Here’s some of what the Lonely Planet – Georgia, Armenia & Azerbaijan chapter Georgia has to say about Tbilisi:
From its green valleys spread with vineyards to its old churches and watchtowers perched in fantastic mountain scenery, Georgia is one of the most beautiful countries on earth and a marvelous canvas for walkers, horse riders, cyclists, skiers, rafters and travellers of every kind.
Equally special are its proud, high-spirited, cultured people: Georgia claims to be the birthplace of wine, and this is a place where guests are considered blessings and hospitality is the very stuff of life.
A deeply complicated history has given Georgia a wonderful heritage of architecture and arts, from cave cities to ancient cathedrals to the inimitable canvases of the artist Pirosmani.
Tbilisi has come a long way since the Rose Revolution of 2003 ousted the post-Soviet Shevardnadze government.
To Tbilisi’s eternal charms of a dramatic setting in the deep valley of the swift Mtkvari River, picturesque architecture, an ever-lively arts and cultural scene, and the welcoming Georgian lifestyle, have been added a whole new 21st-century dimension. All of which make it a much easier, and more fun, city to visit and live in than it was less than a decade ago.
But the old Tbilisi is still very much here too. The Old Town, at the narrowest part of the valley, is still redolent of an ancient Eurasian crossroads, with its winding lanes, balconied houses, leafy squares and handsome churches, all overlooked by the 17-centuries-old Narikala Fortress.
Neighbourhoods not far from the centre still retain a village-like feel with their narrow streets, small shops and community atmosphere. Small traders still clog up the pavements around metro stations selling fruit, vegetables, cheese and nuts fresh from the countryside.
The city’s location, commanding a crossing of the Mtkvari River on age-old trade routes between Asia and Europe, has always been prized. Russia annexed Georgia in 1800 and recreated Tbilisi in the imperial mould, laying out wide streets and squares.
The Soviet era saw huge growth as Georgians flooded in from the countryside. The city was a centre of opposition to the late Soviet regime and a battleground in the civil war that erupted after Georgian independence in 1991.
The 1990s were dark years – literally, with frequent electricity blackouts – as living standards sank and corruption and crime became rife. But since the Rose Revolution of 2003 crime has almost disappeared and Tbilisi has enjoyed a flood of investment and refurbishment.
Tbilisi grew up below the walls of the Narikala Fortress, which stands on a ridge above the west side of the Mtkvari River. The buildings along the twisting lanes of the Old Town have been renovated at a fairly fast lick over the past decade, but behind the pretty facades and off the main streets you’ll still find picturesque dilapidation aplenty, with half-overgrown courtyards surrounded by carved wooden balconies. Many buildings here date from soon after the Persian sacking of 1795, and still have the Eurasian character of earlier times.
KAPOORS ON THE ROAD
We spent two weeks in Tbilisi - longer that we had initially planned because we wanted to be wherever the weather was the best. Until the end of October, Tbilisi had the highest temperatures in the country and no rain at all. Many days it was 18 - 20 degrees and clear blue skies with lots of sunshine. It was perfect for us, though after a summer with 40 - 45C, it was clear that the local people thought it was cool and they put on all their black clothes and wore warm jackets and scarves.
During our two weeks in Tbilisi we made two-day trips out of the city with the young man who was our landlord at our AirBnB. We made one half-day trip to see the churches at Mtskheti, the place where the two rivers join. So beautiful. Our second trip was a full day from 8:00am to almost 8:00pm and we went northeast to the wine-growing region of Kakheti. We had a great time, toured a famous winery and did some wine tasting, as well as seeing the beautiful churches and monasteries in the area.

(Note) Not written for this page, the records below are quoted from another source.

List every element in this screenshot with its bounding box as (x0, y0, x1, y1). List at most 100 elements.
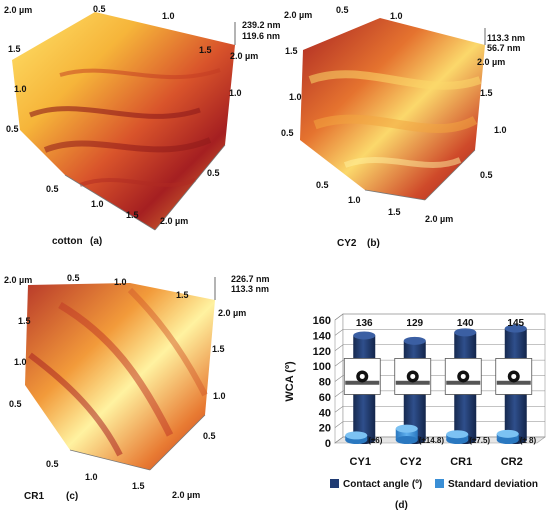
y-tick-label: 140 (313, 330, 331, 342)
tick-bottom-20: 2.0 µm (160, 216, 189, 226)
tick-bottom-05: 0.5 (46, 184, 59, 194)
std-dev-bar-base (496, 436, 519, 444)
y-tick-label: 60 (319, 392, 331, 404)
tick-top-left: 2.0 µm (4, 275, 33, 285)
x-tick-label: CR1 (450, 456, 472, 468)
tick-left-15: 1.5 (285, 46, 298, 56)
std-dev-label: (± 8) (520, 436, 537, 445)
tick-right-05: 0.5 (207, 168, 220, 178)
tick-bottom-15: 1.5 (126, 210, 139, 220)
std-dev-label: (±6) (368, 436, 383, 445)
legend-label-contact-angle: Contact angle (º) (343, 479, 422, 490)
std-dev-bar-base (395, 436, 418, 444)
tick-left-05: 0.5 (6, 124, 19, 134)
contact-angle-bar-top (454, 328, 477, 337)
tick-right-10: 1.0 (229, 88, 242, 98)
tick-bottom-10: 1.0 (348, 195, 361, 205)
afm-panel-cr1: 2.0 µm 0.5 1.0 1.5 1.5 1.0 0.5 226.7 nm … (0, 265, 275, 519)
legend-swatch-contact-angle (330, 479, 339, 488)
std-dev-bar-top (395, 424, 418, 433)
z-max: 226.7 nm (231, 274, 270, 284)
gridline (334, 313, 545, 321)
tick-right-20: 2.0 µm (230, 51, 259, 61)
tick-bottom-15: 1.5 (132, 481, 145, 491)
tick-top-right: 1.0 (162, 11, 175, 21)
droplet-highlight (359, 373, 365, 379)
z-mid: 113.3 nm (231, 284, 270, 294)
contact-angle-bar-top (353, 331, 376, 340)
droplet-substrate (446, 380, 481, 385)
tick-left-05: 0.5 (9, 399, 22, 409)
tick-top-mid: 0.5 (93, 4, 106, 14)
std-dev-label: (±14.8) (419, 436, 445, 445)
tick-left-10: 1.0 (14, 357, 27, 367)
droplet-highlight (511, 373, 517, 379)
tick-right-15: 1.5 (199, 45, 212, 55)
tick-top-left: 2.0 µm (4, 5, 33, 15)
tick-right-05: 0.5 (203, 431, 216, 441)
tick-right-05: 0.5 (480, 170, 493, 180)
tick-right-20: 2.0 µm (218, 308, 247, 318)
gridline (334, 421, 545, 428)
tick-bottom-20: 2.0 µm (172, 490, 201, 500)
tick-right-10: 1.0 (213, 391, 226, 401)
afm-surface-cotton (12, 12, 236, 231)
tick-top-mid: 0.5 (336, 5, 349, 15)
panel-tag-c: (c) (66, 491, 79, 502)
y-tick-label: 80 (319, 377, 331, 389)
panel-caption-cy2: CY2 (337, 238, 357, 249)
tick-top-left: 2.0 µm (284, 10, 313, 20)
legend-label-std-dev: Standard deviation (448, 479, 538, 490)
std-dev-bar-top (496, 429, 519, 438)
droplet-highlight (460, 373, 466, 379)
droplet-substrate (395, 380, 430, 385)
panel-caption-cotton: cotton (52, 236, 83, 247)
droplet-highlight (410, 373, 416, 379)
x-tick-label: CY1 (350, 456, 371, 468)
std-dev-bar-top (345, 431, 368, 440)
contact-angle-bar-top (504, 324, 527, 333)
z-mid: 119.6 nm (242, 31, 281, 41)
z-mid: 56.7 nm (487, 43, 521, 53)
tick-right-15: 1.5 (212, 344, 225, 354)
value-label: 136 (356, 318, 373, 329)
afm-panel-cy2: 2.0 µm 0.5 1.0 1.5 1.0 0.5 113.3 nm 56.7… (275, 0, 550, 250)
contact-angle-bar-top (403, 336, 426, 345)
x-tick-label: CY2 (400, 456, 421, 468)
tick-top-far: 1.5 (176, 290, 189, 300)
y-tick-label: 40 (319, 407, 331, 419)
value-label: 145 (507, 318, 524, 329)
wca-bar-chart: 0 20 40 60 80 100 120 140 160 WCA (º) 136 (±6) CY1 12… (284, 313, 546, 490)
tick-bottom-15: 1.5 (388, 207, 401, 217)
gridline (334, 329, 545, 336)
tick-bottom-05: 0.5 (316, 180, 329, 190)
afm-surface-cr1 (25, 277, 216, 471)
gridline (334, 436, 545, 444)
std-dev-bar-top (446, 430, 469, 439)
value-label: 140 (457, 318, 474, 329)
z-max: 239.2 nm (242, 20, 281, 30)
tick-right-10: 1.0 (494, 125, 507, 135)
value-label: 129 (406, 318, 423, 329)
afm-panel-cotton: 2.0 µm 0.5 1.0 1.5 1.0 0.5 239.2 nm 119.… (0, 0, 281, 250)
tick-left-05: 0.5 (281, 128, 294, 138)
y-tick-label: 160 (313, 315, 331, 327)
tick-top-right: 1.0 (114, 277, 127, 287)
tick-left-10: 1.0 (14, 84, 27, 94)
tick-left-15: 1.5 (8, 44, 21, 54)
y-tick-label: 20 (319, 423, 331, 435)
tick-bottom-10: 1.0 (85, 472, 98, 482)
tick-left-10: 1.0 (289, 92, 302, 102)
y-tick-label: 100 (313, 361, 331, 373)
x-tick-label: CR2 (501, 456, 523, 468)
std-dev-bar (395, 428, 418, 440)
panel-tag-b: (b) (367, 238, 380, 249)
wca-chart-panel: 0 20 40 60 80 100 120 140 160 WCA (º) 136 (±6) CY1 12… (275, 290, 550, 519)
gridline (334, 405, 545, 413)
tick-left-15: 1.5 (18, 316, 31, 326)
legend-swatch-std-dev (435, 479, 444, 488)
y-tick-label: 120 (313, 346, 331, 358)
y-tick-label: 0 (325, 438, 331, 450)
tick-top-mid: 0.5 (67, 273, 80, 283)
tick-top-right: 1.0 (390, 11, 403, 21)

We really enjoyed the Georgian food - we both loved all the dishes though, neither of us likes walnuts much so we avoided one of their favourite ingredients. I am so fond of mushrooms and they are relatively expensive at home, so I usually had a large dish with mushrooms at every meal.
We were very lucky that we had had the flexibility to travel around Georgia when we wanted to - the apartments and hotels were not fully booked - and the train had seats for us when we wanted to travel. I’m sure that would not be so easy in the busier months.